Learning and optimizing

The algorithm should be trained using a $\epsilon$-greedy policy. The model can be trained by predictions based on the trajectory of earlier history ( $\mathcal{x_t}, \mathcal{a_t}, \mathcal{r_t}, \mathcal{\gamma_t} $).

Our objective is for the model to be better at predicting the Q-value. The state representation, and transition modules is hard to optimize for directly in the loss function. However, they can be optimized indirectly by optimizing the value and outcome modules.

The outcome module is probably the easiest to optimize for, and most intuitive to create a optimization goal for. The predicted $r$ and $\gamma$ should be as accurate as possible given the associated state and action.

The value function is also quite intuitive for people that have been looking at RL before. We optimize the value function module to match the value of the state ($R_t = r_t + \gamma_t R_t$).

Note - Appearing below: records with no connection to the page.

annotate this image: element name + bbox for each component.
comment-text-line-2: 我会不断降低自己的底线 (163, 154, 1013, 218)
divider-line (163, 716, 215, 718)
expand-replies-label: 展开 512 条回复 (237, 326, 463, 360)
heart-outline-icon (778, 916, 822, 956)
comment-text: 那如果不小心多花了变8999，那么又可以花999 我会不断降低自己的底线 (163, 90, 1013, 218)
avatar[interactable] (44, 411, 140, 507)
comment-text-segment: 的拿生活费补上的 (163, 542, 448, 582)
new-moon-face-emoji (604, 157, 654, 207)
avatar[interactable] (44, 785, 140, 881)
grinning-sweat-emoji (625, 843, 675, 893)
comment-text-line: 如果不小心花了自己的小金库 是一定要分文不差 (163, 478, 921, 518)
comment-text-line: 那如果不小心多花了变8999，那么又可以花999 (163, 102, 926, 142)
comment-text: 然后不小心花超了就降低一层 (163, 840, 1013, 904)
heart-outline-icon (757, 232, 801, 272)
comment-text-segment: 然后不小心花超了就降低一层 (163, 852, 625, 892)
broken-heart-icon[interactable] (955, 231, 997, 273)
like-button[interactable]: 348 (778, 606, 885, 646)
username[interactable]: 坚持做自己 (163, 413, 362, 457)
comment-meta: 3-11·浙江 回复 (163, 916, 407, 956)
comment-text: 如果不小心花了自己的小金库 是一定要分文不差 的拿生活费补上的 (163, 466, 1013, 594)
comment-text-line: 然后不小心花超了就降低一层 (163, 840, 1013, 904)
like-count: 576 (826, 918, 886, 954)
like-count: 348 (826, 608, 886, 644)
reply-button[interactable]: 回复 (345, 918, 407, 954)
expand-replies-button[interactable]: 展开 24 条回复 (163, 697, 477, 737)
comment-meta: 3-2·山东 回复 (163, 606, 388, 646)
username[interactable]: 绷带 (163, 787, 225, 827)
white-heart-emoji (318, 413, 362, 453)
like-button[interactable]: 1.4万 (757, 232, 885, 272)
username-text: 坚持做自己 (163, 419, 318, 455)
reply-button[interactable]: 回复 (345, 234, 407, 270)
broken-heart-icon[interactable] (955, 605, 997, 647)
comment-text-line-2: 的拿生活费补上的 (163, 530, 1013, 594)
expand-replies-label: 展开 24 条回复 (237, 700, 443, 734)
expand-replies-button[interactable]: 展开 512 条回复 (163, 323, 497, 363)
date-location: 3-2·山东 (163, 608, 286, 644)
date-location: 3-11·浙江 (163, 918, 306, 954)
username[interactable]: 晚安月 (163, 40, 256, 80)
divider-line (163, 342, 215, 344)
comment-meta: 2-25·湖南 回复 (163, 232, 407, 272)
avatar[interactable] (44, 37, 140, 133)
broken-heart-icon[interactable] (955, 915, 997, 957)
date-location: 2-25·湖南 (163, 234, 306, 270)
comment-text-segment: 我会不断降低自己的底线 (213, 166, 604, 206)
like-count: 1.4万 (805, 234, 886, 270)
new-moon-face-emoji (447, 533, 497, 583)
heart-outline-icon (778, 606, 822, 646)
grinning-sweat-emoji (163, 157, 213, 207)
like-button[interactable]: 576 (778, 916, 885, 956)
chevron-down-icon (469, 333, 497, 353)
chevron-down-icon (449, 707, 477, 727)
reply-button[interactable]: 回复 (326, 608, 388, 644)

This can all be expressed in code like the following:


class Optimizer:
    def loss(self, trajectory, K=3):
        for index in range(len(trajectory) - K):
            state = self.encode(trajectory[index].state)
            R = self.get_reward(trajectory[index:])

            loss = sum(
                (R - self.value(state, k)) ** 2
                + self.get_reward_gamma_error(trajectory, index, k)
                for k in range(K)
            )
            loss.backwards()

    def get_reward_gamma_error(self, trajectory, index, k):
        state = self.encode(trajectory[index].state)
        for i in range(k):
            state = self.transition(
                state, trajectory[index + i].action)

        entry = trajectory[index + k]
        pred_reward, pred_gamma = self.outcome(state, entry.action)

        return (
            (entry.reward - pred_reward) ** 2
            + (entry.gamma - pred_gamma) ** 2
        )

    def value(self, state, depth):
        if depth == 0:
            return self.value_module(state)
        a = (1 / (depth + 1)) * self.value_module(state)
        b = (depth / (depth + 1)) * Planner().q_planning(state)
        return a + b

    def get_reward(self, trajectory):
        last = trajectory[-1]
        R = 0 if last.is_terminal else Planner().plan(last.state)
        for entry in reversed(trajectory):
            R = entry.reward + entry.gamma * R
        return R

Conclusions

It’s a nice paper, and I recommend everyone to read it. Especially since it’s quite well written and the ideas are made very accessible.